In Cox’s creation, the part of Clara is played by two people, one representing her through the piano and one through dialogue. Cox stars as the voice of Clara and Sue Haug, professor of music and chair of the music department, plays the role of Clara’s pianist-self.
Haug says this representation is a way to express the tensions in many women’s lives, both then and now.
“What she was doing then is now what we are doing today, a balancing act … juggling all these things and taking lots of criticism for it,” Haug says.
Cox’s work is rare, Haug says, and is an important addition to learning about history.
“So often history is about war and who the king was and it often leaves out women’s voices,” Haug says. “This is a social history, a view of history that is meaningful to people and puts music into context.”
Cox took a year-and-a-half to write the play, in the middle of teaching, directing other plays and producing a one-woman show.
In 1996, “Clara Schumann: Liebe and Leben,” made its debut on the ISU campus. Since then, a total of three different versions have been created to fit certain venues and time slots, Cox says. The production has toured all over the United States including Hawaii, Illinois, Michigan, Florida, Arizona and many different parts of Iowa.

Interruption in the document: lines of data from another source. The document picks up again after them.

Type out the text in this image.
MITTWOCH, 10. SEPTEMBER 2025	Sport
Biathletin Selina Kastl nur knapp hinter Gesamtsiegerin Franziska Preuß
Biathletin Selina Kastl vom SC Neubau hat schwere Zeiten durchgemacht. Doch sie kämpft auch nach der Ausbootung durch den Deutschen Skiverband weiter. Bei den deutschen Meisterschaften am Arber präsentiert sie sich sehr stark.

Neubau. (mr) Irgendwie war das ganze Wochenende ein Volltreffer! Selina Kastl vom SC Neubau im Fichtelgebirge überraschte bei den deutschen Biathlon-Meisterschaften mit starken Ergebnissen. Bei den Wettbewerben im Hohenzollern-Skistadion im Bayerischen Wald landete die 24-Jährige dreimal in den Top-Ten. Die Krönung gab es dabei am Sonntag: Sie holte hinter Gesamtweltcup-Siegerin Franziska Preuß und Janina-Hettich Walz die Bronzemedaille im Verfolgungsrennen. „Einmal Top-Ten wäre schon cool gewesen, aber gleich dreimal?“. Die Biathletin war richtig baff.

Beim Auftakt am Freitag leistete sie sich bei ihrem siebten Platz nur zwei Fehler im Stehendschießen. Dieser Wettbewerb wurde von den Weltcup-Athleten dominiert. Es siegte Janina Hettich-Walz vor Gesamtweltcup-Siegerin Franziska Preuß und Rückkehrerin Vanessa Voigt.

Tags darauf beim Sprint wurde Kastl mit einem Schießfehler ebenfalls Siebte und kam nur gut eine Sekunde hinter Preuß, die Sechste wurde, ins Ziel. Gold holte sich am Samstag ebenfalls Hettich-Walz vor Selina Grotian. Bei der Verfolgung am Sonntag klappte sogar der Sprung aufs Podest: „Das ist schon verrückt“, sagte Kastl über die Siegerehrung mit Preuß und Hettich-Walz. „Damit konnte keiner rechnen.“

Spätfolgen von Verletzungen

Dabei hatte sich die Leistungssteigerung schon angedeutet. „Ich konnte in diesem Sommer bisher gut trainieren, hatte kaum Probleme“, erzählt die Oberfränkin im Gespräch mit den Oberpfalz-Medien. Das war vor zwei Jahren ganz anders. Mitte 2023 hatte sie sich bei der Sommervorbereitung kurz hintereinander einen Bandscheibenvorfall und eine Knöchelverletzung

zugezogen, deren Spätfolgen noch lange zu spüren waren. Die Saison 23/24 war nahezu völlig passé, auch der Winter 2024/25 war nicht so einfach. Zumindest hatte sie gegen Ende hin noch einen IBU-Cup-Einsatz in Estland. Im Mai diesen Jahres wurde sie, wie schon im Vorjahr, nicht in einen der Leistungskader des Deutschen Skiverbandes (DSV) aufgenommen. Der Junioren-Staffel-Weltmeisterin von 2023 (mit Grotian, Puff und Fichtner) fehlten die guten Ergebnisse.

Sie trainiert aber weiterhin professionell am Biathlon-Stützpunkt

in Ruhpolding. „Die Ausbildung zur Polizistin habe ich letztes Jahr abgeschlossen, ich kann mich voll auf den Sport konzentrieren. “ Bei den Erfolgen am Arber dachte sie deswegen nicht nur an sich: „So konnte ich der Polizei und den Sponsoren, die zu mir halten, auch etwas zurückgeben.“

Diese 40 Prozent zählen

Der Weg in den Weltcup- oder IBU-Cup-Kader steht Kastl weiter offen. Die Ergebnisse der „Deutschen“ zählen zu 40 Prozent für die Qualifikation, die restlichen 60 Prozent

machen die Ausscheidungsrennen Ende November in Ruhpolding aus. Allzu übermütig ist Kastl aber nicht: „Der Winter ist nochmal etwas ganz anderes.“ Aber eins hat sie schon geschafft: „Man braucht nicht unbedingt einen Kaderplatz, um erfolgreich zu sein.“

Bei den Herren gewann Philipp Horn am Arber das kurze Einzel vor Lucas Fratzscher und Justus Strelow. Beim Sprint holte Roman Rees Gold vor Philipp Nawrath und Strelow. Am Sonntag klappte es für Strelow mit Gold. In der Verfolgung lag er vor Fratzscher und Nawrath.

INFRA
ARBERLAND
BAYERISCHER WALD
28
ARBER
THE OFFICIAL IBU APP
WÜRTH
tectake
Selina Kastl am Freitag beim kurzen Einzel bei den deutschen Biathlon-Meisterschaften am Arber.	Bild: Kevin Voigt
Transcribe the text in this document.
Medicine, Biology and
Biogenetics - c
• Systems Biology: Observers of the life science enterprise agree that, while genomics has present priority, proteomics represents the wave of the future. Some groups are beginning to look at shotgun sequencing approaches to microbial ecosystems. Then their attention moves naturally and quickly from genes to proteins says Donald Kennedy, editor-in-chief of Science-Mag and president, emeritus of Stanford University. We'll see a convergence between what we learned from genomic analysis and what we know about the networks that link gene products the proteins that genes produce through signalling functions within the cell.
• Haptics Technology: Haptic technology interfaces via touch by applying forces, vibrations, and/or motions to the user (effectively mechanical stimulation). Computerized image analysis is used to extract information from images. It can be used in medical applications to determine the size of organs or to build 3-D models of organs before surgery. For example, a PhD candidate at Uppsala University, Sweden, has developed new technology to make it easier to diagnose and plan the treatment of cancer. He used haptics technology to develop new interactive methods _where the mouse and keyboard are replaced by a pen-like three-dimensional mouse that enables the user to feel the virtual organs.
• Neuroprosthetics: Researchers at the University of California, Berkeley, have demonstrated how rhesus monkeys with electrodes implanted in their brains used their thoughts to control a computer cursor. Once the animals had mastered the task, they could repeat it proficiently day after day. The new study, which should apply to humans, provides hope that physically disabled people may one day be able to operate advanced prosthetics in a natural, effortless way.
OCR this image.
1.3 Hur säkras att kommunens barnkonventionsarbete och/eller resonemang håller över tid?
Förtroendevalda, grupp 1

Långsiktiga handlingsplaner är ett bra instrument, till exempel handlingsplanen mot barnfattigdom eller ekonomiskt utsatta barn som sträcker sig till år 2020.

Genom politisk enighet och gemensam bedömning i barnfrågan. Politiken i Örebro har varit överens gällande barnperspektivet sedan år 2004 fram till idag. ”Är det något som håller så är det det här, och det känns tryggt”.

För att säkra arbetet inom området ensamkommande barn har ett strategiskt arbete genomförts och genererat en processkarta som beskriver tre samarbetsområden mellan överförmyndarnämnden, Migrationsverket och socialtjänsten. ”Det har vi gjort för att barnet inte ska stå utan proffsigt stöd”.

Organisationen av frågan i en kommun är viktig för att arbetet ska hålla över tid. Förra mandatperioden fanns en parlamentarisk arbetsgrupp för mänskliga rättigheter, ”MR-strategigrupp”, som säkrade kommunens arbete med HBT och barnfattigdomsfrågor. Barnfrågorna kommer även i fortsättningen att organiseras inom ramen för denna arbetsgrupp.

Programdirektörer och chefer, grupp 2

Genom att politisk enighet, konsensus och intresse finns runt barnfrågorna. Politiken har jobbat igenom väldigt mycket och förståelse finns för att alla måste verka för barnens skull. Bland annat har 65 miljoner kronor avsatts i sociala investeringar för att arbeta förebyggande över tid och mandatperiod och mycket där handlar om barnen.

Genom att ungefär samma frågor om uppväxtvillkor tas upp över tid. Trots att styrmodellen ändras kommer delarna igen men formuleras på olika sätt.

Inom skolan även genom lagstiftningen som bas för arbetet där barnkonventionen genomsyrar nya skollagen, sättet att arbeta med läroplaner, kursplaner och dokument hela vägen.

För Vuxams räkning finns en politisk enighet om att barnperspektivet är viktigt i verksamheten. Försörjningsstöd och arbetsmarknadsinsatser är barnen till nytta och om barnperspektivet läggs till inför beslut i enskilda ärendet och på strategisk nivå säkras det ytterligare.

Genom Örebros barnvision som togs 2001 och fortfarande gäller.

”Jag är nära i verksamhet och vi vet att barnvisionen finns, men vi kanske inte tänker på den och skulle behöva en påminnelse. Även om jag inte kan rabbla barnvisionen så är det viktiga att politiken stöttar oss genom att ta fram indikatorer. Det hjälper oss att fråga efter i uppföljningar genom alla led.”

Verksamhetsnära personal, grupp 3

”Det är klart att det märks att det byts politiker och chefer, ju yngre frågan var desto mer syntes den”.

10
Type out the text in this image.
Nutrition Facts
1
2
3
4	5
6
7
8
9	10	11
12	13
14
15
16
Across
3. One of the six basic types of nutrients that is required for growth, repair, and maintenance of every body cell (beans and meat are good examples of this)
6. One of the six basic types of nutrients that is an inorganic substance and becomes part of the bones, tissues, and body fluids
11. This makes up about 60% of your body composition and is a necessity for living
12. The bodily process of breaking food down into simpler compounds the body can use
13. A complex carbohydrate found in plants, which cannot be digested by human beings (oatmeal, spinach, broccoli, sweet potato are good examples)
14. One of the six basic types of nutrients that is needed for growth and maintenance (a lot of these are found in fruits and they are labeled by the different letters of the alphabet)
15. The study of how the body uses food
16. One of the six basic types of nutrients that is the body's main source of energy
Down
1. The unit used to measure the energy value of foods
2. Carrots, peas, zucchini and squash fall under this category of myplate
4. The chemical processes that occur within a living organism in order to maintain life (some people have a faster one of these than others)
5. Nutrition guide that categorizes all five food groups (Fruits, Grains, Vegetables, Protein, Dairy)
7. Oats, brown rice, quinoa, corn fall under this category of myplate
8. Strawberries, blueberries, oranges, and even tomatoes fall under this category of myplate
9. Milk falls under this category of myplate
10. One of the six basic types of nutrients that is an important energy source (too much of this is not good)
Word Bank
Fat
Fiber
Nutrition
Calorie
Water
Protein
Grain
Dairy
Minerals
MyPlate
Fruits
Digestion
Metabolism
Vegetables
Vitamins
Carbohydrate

“Even if you don’t know a lot of classical music, you’ll enjoy it,” Haug says. “It’s just little snippets of music here and there and it’s not hard listening. The music is interspersed in a drama about a great artist, with great classical music, set in historical context.”
The play is underscored by musical compositions written by Clara and her husband, Robert. Whenever dialogue is layered on top of music, Robert composed the piece. Whenever a musical selection is featured, Clara composed the piece.
Cox says like her, Clara enjoyed the creation of art above the performance aspect of it.
“I am not a genius, so I don’t relate to Clara on that level,” Cox says. “I don’t have a great gift as a pianist or a composer, but I do have an impulse that wants to create, to make the audience feel something, just like Clara did.”